"Speak softly and carry a big stick" is how Theodore Roosevelt described his approach to foreign policy. This is also the approach of Los Angeles-based Silvus Communication Systems to WiFi. The start-up, spun out of UCLA, is developing soft cores for next-generation wireless systems ranging from WiFi to software-defined and cognitive radios. The first commercial product of the company will help developers of next-generation WiFi chip sets and systems. The company has developed the VHDL software for a PHY chip which exceeds the requirements of the upcoming 802.11n standard. The code, running on a Xilinx Virtex-II FPGA, supports a 4 x 4 matrix for MIMO, the antenna technology behind the pending .11n standard.
"If you are looking at developing an 802.11n product, our software will get you 90 percent of the way there," said Babak Daneshrad, an associate professor at UCLA and Silvus' founder. The MIMO decoder which handles the matrix inversion processing is the key to the software. It surpasses the 2x2 matrix support required by 802.11n while supporting all the modes defined in the standard, including spatial multiplexing and space-time coding. The software comes in versions supporting bandwidths of 5, 10 or 20 MHz and data rates ranging from 1 to 200 Mbps. It is agnostic on RF spectrum band support, and it provides an application programming interface for third-party MAC.
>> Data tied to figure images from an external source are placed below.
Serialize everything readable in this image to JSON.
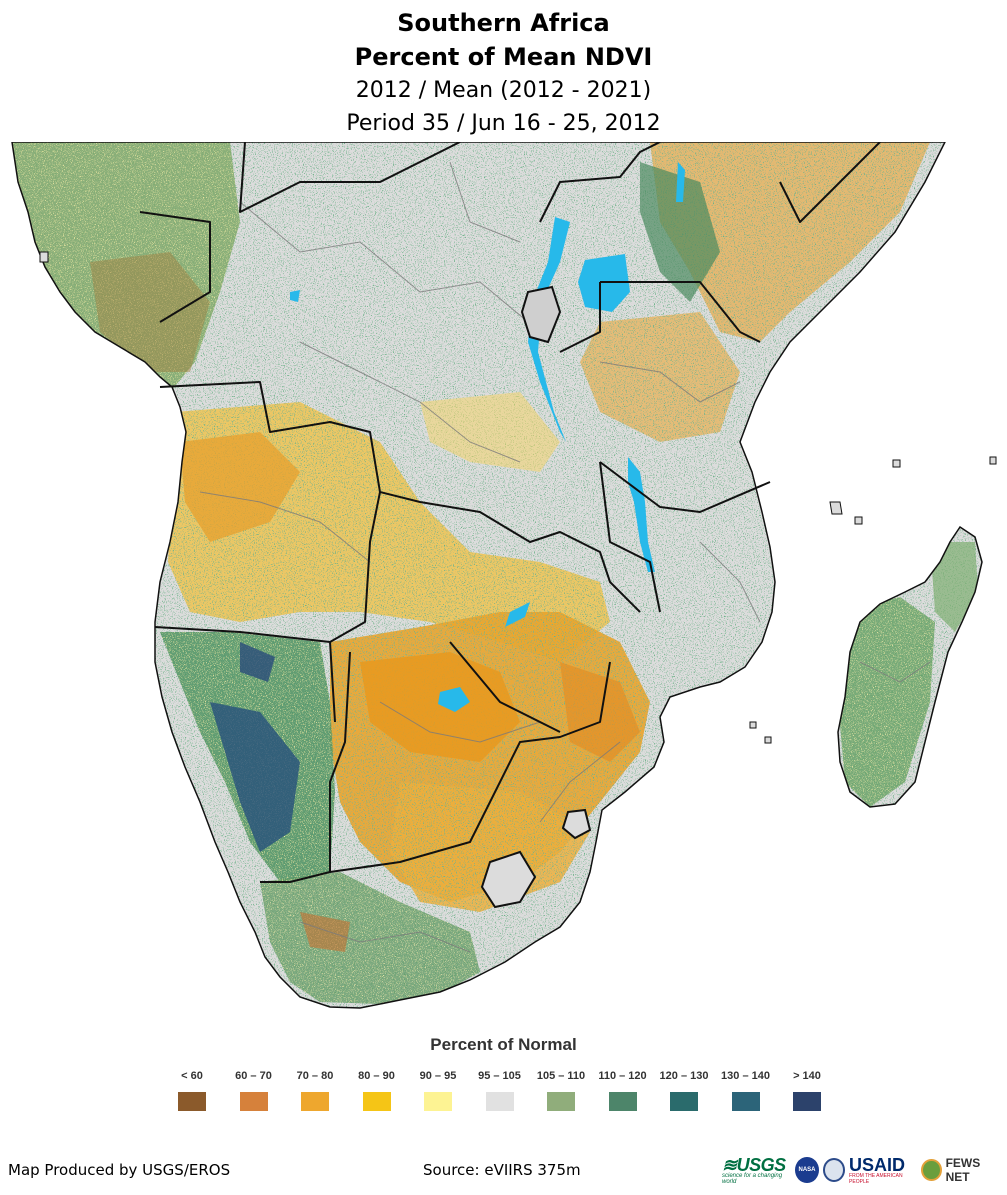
{
  "title": {
    "line1": "Southern Africa",
    "line2": "Percent of Mean NDVI",
    "line3": "2012 / Mean (2012 - 2021)",
    "line4": "Period 35 / Jun 16 - 25, 2012"
  },
  "legend": {
    "title": "Percent of Normal",
    "items": [
      {
        "label": "< 60",
        "color": "#8b5a2b"
      },
      {
        "label": "60 – 70",
        "color": "#d6813b"
      },
      {
        "label": "70 – 80",
        "color": "#eea72e"
      },
      {
        "label": "80 – 90",
        "color": "#f5c516"
      },
      {
        "label": "90 – 95",
        "color": "#fdf393"
      },
      {
        "label": "95 – 105",
        "color": "#e1e1e1"
      },
      {
        "label": "105 – 110",
        "color": "#90ad7b"
      },
      {
        "label": "110 – 120",
        "color": "#4d856a"
      },
      {
        "label": "120 – 130",
        "color": "#2a6b6c"
      },
      {
        "label": "130 – 140",
        "color": "#2c6479"
      },
      {
        "label": "> 140",
        "color": "#2c426b"
      }
    ]
  },
  "footer": {
    "producer": "Map Produced by USGS/EROS",
    "source": "Source: eVIIRS 375m"
  },
  "logos": {
    "usgs": "≋USGS",
    "usgs_tagline": "science for a changing world",
    "nasa": "NASA",
    "usaid": "USAID",
    "usaid_tagline": "FROM THE AMERICAN PEOPLE",
    "fews": "FEWS NET"
  },
  "map_colors": {
    "ocean": "#ffffff",
    "land_base": "#dcdcdc",
    "dry": "#eaa62c",
    "dry_light": "#f2c23e",
    "very_dry": "#d9892e",
    "wet": "#5f9a5a",
    "very_wet": "#2d5a85",
    "water": "#27b9ea",
    "border": "#111111",
    "admin": "#7a7a7a"
  }
}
The VHDL code will become available in mid-June and is suitable for fast transfer to an ASIC process. Cost of the software will likely include up-front fees and royalties and is based on negotiations. Academic researchers will be interested in this: If they want to create prototypes of software-defined radios, they can use C function calls to manipulate the PHY chip to support various MAC protocols, feedback and decoding schemes and other variables. The WiFi code is the first of several domain-specific acceleration products the company has planned. Silvus says it will develop a soft PHY core for WiMax. It is also working on code for a block that will handle interference mitigation.